Romane Joseph, MD
A protrusion, bulge, or projection of an organ or part of an organ through the body wall that normally contains it.
You can easily see and feel the bulge most often when you are upright; however not all hernias are visible by the patient, especially when obese.
Symptoms commonly include pain at hernia site when doing daily activities such as bending, lifting heavy objects, or even coughing. Symptoms do not improve on its own and without medical attention can lead to life-threatening complications.
Your doctor will likely recommend surgery to repair a painful or enlarging hernia.

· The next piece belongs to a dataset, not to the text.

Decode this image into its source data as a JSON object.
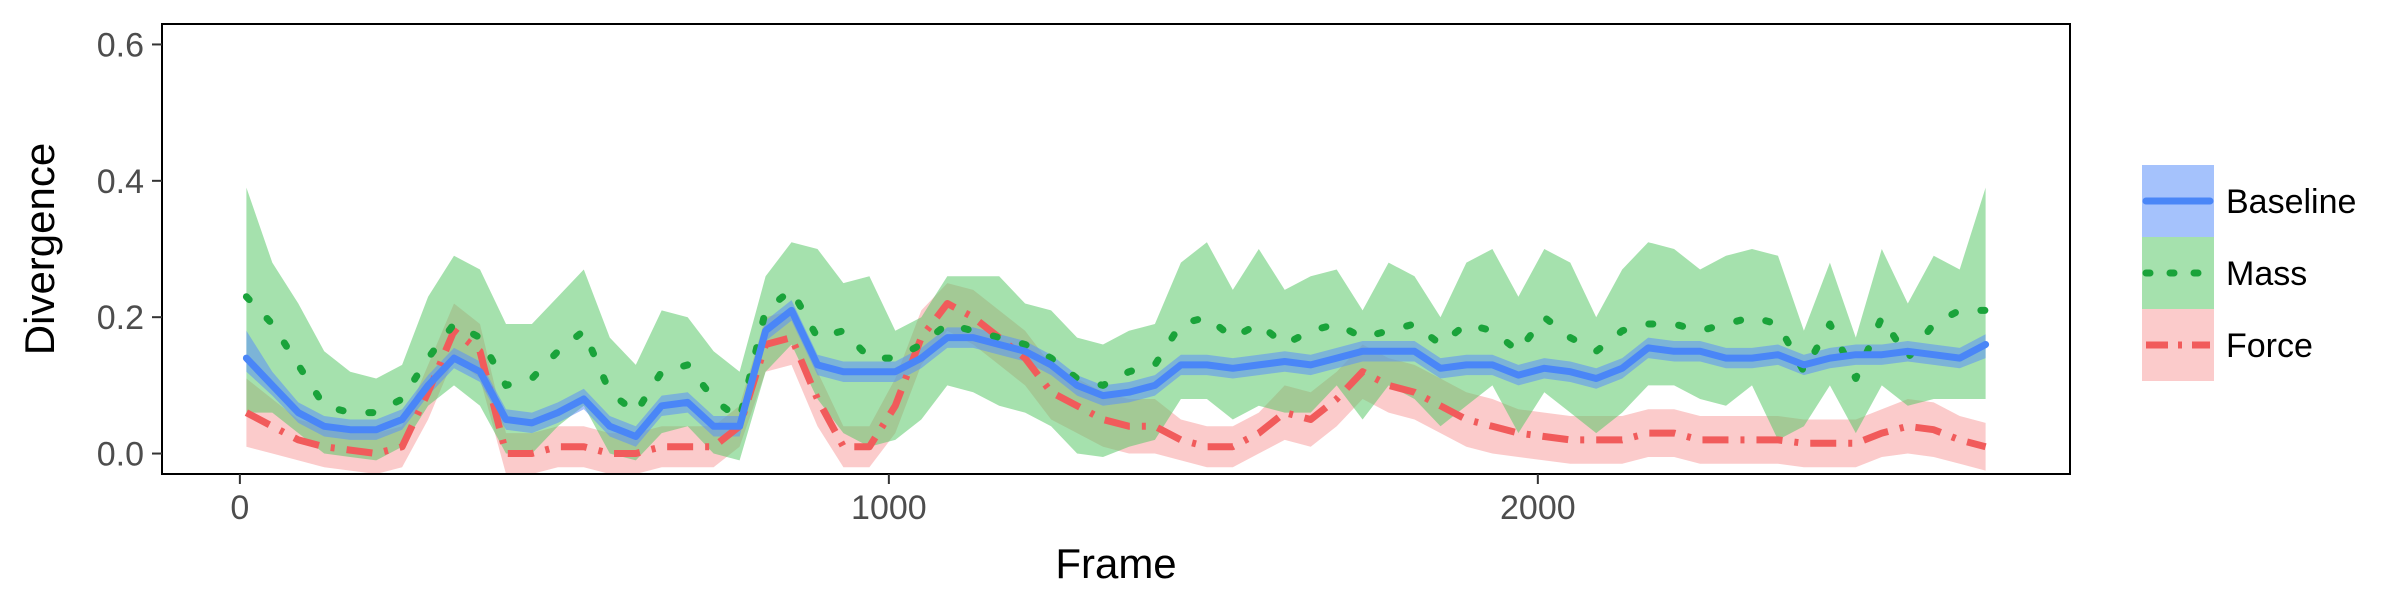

It is estimated that more than 20 million hernias are repaired yearly around the world. Approximately 700,000 hernia repairs are carried out yearly in the USA.
CAUSES OF HERNIA
Some hernias have no apparent cause. Others might occur as
a result of:
• Increased pressure within the abdomen
• A pre-existing weakened spot in the abdominal wall
• Straining during bowel movements or urination
• Strenuous activity
• Chronic cough or sneezing
Factors that contribute to developing a hernia:
• GENDER – Men are eight times more likely to develop an inguinal hernia than women. Umbilical/Ventral hernias are more common in females.
• ADVANCED AGE – Muscles weaken as you age.
• FAMILY HISTORY – Having a close relative, such as a parent or sibling, with a history of hernia.
• CHRONIC COUGH – Such as from smoking.
• CHRONIC COUGH – Smoking places you at higher risk for hernia development.
• PREGNANCY – Being pregnant can weaken the abdominal muscles causing increased pressure inside
• PREVIOUS HERNIA OR HERNIA REPAIR – Even if your previous hernia occurred in childhood, you are at higher risk of developing another hernia.
SIGNS OF TROUBLE
Hernias can become strangulated or “incarcerated” meaning that blood flow to the tissue is cut off and becomes trapped. This is a life-threatening complication if not treated.
Strangulated hernia signs and symptoms:
• Nausea, vomiting or both
• Sudden pain that quickly intensifies
• Hernia bulge that turns red, purple or dark in color
• Inability to move your bowels or pass gas
VARIOUS TYPES OF HERNIAS
Ventral hernias occur in anterior midline locations of the abdomen. These are known as Primary Ventral Hernias and include areas such as: Epigastric, Umbilical and Spigelian). Ventral Parastomal hernias are a
type of ventral hernia resulting after stoma surgery. Another type is the ventral incisional hernia post-surgical procedure.
The groin is the region at the lower margin of the abdomen where the thigh meets the hip. Groin hernias are subclassified into inguinal and femoral hernias.
Pelvic hernias protrude through one of the pelvic foramina (sciatic and obturator hernia) or the pelvic floor (perineal hernias).
FLANK/ LUMBAR HERNIA
Flank hernias protrude through weakened areas of back musculature and include the superior and inferior lumbar triangle hernias.
The most common groin hernia is the inguinal hernia. Inguinal hernia complications produce increased healthcare resource consumption due to high lifetime risk factors; 27% for men and 3% for women. It is estimated that inguinal hernias occur 20 times more often in men than women.
A condition in which the upper part of your stomach bulges through an opening in your diaphragm. Your diaphragm is the thin muscle that separates your chest from your abdomen. Your diaphragm helps keep acid from coming up into your esophagus such as in GERD or Acid reflux. Most people with a hiatal hernia experience any signs or symptoms and rarely require treatment. However, if you experience bothersome symptoms such as recurrent heartburn or acid reflux you may require treatment which may include medications or surgery.
Common symptoms of Hiatal Hernia:
• Heartburn that worsens when leaning over or lying down
• Chest pain or epigastric pain
• Trouble swallowing and/or frequent belching
Femoral hernia is the 3rd most common type of primary hernia. In fact, femoral hernias account for nearly 14% of hernias in women and 2% in men worldwide.
The definitive treatment of most hernias, regardless of their origin or type, is surgical repair. Many techniques have been used, and these can be categorized as tension free repairs that typically use mesh and primary tissue approximation repairs that do not use mesh.
The most commonly used open approaches include the Lichtenstein repair; the plug and patch repair; and the open, preperitoneal approach. When performed by experienced surgeons, each of these is associated with low recurrence rates.
In general, the open approach remains preferred over a Laparoscopic/ Robotic approach for primary, unilateral inguinal hernia repair in men. Even so, the approach should be individualized on the basis of patient variables and surgeon skill set.
LAPAROSCOPIC/ ROBOTIC HERNIA REPAIR
Minimally invasive surgical approaches offer the potential for reduced postoperative pain and a quicker return to normal activities.
When performing laparoscopic/ robotic inguinal or femoral hernia repair, the hernia defect is approached from its posterior aspect and the repair involves placing mesh in the preperitoneal space.